2009 was a big year at AdRoll. While we’ve watched display advertising come back into vogue, it’s been awesome to see our team innovate and develop the best display-based solutions for a growing range of SMB marketers. As we’re gearing up for another big year of growth, we thought we’d ask our own Adam Berke, VP of Business Development and Marketing, and founding team member here at AdRoll, to take a quick look forward at what he expects in 2010…

Attribution takes off
Microsoft has been beating the drum for engagement mapping for a while now, driven by their indignity of Google getting all of the credit (and $) for the “last click.” Despite their efforts, their message of attribution hasn’t really been embraced. That’s going to change.  As a recent Forrester report by Emily Riley points out, there are enough companies working on measuring and reporting attribution that someone is going to hit on something that’s easy to understand, and cheap enough to implement, and advertisers will finally take note.  It’s not a huge intuitive leap to understand that display ads can have a big impact; it’s just a matter of having tools to show it.  Even if most advertisers don’t actually implement attribution technology, it will become well enough understood to help display 2.0 take off in 2010.

Retargeting becomes a mainstay for all e-commerce advertisers
With results rivaling paid search advertising, retargeting is proving to be an essential, ROI-positive technique for brands of all sizes. Internet shoppers like to browse to find the best offers.  It’s been shown that 98% of them don’t convert on their first visit to an online store. Retargeting is an extremely efficient use of funds (ie, you are only targeting highly qualified window-shoppers as they browse cheaper inventory.) As more display inventory becomes accessible and efficient through ad exchanges, and retargeting ads themselves rapidly advance, 2010 will be the breakout year for this technique.

Ad networks actually consolidate
Over the past 2 years, industry insiders have loved to cite the unimaginable 300+ ad networks whose very existence is implied to be a crime against humanity. However, thanks to some tight relationships and the agency world’s slow adoption of new technologies (a whole other story) the presumed collapse of The 300 did not happen.  Well, with the launch of agency owned trading desks, DSPs, and Yield Optimizers aggregating impressions, the number of ad networks is going to decline.  It’s not just going to be obsolete vertical ad networks and undifferentiated arbitragers either; we’re going to see consolidation with the big guys as well.

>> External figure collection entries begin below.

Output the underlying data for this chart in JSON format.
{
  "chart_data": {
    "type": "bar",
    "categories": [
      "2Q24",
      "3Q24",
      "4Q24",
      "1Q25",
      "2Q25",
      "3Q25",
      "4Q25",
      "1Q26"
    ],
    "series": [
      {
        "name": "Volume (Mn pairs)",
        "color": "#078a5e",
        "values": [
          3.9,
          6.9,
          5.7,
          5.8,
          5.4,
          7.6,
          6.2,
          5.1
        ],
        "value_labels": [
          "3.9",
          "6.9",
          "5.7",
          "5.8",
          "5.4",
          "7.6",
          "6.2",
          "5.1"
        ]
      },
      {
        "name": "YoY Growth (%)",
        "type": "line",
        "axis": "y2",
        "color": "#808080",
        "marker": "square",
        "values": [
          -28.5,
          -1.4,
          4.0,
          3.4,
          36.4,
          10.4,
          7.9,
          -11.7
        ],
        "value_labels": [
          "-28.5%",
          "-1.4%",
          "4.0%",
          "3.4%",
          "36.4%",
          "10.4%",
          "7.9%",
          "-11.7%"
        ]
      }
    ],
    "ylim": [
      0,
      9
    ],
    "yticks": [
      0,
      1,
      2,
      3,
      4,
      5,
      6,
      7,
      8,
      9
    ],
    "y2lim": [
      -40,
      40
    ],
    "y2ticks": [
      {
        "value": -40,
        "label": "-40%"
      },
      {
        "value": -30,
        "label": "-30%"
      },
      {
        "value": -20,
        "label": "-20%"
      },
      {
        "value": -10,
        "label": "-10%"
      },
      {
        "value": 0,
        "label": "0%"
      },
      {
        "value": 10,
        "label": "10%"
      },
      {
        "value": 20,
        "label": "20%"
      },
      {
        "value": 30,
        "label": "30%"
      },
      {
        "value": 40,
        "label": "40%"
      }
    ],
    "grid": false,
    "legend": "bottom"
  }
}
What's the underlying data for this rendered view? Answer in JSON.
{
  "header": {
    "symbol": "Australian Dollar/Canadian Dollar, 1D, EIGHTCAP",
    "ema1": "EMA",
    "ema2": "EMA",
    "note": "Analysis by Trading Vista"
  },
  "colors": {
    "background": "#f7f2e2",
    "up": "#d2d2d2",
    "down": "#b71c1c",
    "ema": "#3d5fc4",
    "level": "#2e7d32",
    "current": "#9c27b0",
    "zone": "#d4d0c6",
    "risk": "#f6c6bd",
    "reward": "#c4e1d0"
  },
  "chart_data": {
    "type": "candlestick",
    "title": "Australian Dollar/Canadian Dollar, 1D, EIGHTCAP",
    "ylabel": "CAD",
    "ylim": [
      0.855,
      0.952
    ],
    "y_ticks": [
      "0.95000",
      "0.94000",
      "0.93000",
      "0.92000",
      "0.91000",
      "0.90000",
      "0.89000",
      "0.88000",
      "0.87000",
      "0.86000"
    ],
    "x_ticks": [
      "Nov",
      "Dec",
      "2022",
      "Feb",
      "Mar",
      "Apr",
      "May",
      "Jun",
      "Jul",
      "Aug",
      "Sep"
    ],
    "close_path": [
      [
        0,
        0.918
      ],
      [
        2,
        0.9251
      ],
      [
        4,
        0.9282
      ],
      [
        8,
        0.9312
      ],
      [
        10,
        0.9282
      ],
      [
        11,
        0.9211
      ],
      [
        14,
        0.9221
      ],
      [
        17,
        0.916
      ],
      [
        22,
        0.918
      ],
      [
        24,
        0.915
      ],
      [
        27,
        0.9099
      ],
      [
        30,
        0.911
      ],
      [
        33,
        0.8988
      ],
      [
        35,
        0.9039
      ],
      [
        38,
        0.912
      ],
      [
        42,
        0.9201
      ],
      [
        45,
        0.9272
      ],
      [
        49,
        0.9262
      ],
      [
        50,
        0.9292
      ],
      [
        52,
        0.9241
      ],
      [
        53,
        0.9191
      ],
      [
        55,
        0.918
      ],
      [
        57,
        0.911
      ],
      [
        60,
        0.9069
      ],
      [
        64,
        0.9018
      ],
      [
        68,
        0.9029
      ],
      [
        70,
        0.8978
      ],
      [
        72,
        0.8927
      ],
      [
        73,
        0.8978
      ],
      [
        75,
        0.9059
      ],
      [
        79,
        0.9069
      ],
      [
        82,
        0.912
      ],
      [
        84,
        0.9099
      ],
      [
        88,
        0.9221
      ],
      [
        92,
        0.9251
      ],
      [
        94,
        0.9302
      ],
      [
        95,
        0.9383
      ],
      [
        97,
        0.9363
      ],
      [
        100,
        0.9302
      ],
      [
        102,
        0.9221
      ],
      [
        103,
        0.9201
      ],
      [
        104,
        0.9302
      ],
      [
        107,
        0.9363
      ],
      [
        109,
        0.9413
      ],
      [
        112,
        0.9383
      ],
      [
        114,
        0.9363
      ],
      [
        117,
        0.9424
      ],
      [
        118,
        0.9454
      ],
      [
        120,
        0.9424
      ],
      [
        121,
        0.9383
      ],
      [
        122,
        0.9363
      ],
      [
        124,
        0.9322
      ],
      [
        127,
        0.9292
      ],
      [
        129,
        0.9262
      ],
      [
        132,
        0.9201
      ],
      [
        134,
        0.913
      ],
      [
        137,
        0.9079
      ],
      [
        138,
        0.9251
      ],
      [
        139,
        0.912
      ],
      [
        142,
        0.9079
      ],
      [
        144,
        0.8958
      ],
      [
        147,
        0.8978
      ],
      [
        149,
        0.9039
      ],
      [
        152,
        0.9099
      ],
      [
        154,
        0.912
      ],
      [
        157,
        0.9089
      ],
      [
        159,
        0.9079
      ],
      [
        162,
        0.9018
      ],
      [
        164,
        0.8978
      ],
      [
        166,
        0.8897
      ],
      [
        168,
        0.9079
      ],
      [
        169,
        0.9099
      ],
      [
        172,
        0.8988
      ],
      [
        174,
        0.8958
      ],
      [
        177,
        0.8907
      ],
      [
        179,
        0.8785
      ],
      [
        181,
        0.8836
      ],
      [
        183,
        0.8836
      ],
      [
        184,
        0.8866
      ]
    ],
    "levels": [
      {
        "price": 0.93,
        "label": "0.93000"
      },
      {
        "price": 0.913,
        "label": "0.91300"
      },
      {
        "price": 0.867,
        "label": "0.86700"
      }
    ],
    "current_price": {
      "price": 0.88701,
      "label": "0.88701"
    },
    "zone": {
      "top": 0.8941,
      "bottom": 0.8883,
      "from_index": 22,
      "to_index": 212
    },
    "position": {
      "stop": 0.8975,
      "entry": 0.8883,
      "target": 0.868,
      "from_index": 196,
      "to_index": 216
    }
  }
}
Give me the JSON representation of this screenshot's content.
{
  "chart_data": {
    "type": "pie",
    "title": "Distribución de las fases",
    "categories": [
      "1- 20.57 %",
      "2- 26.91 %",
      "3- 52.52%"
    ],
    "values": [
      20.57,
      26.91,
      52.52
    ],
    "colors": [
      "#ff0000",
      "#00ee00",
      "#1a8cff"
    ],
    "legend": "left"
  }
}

We’ll swing back towards CPM as the preferred pricing model
If you follow conventional thinking, and the current trajectory, you’d assume performance-based pricing models would come to dominate the online media landscape.  However, there are a couple of factors that will not only change this trajectory, but will actually cause a pendulum swing back to CPM pricing.  This will occur because it’s the easiest way for savvy digital marketers who have proprietary data, or some other “secret sauce” to secure impressions that they know have particular value for them.  Along these lines, companies that buy media on behalf of end advertisers are actually making huge margins by charging on a CPA/CPL and arbitraging this through savvy CPM purchasing using cookie data, RTB, etc.  It’s just a matter of time before the end advertisers wise up, and ask that they see spend on a CPM basis.  This will make the margin the provider is taking more transparent, and ensure that the advertiser is not missing out on savings that come from effective optimization.  Good news for smart advertisers who know to ask for this, bad news for arbitragers.

At least one yield optimizer disappears/changes its business model
There are too many players, too much marketing that is way ahead of product, and too little value being created for all 5-6 to maintain the status quo.  The key to these models working is through servicing large publishers.  Small publishers have too little data to make it possible to optimize between ad networks, and it probably takes as much effort to bring one of them on as it does to bring on a large site.  Unfortunately, there’s a big storm brewing that will alter the relationship between yield optimizers and large publishers.  Now that yield optimizers are trying to reinvent themselves as ad exchanges, they’re basically creating channel conflict on steroids.  Channel conflict is the reason premium publishers decided to direct their scorn at ad networks this past year.  Just wait until they realize that yield optimizers are not only cannibalizing their direct sales by servicing buyers, but also have a disincentive to effectively optimize their remnant so they can sell it themselves to ad networks and others in order to keep more margin.  Sparks will fly.

A currently non-existent company will be both founded and IPO within 2010
Business cycles are turning over faster than ever with higher highs and lower lows.  Huge valuations are being handed out by former Russian enterprises to companies that sell weapons to mafia bosses (virtual of course.)  All the great stories lines of the next bubble are being written.  My working title for the movie:  Irrational Exuberance… this time it’s social.”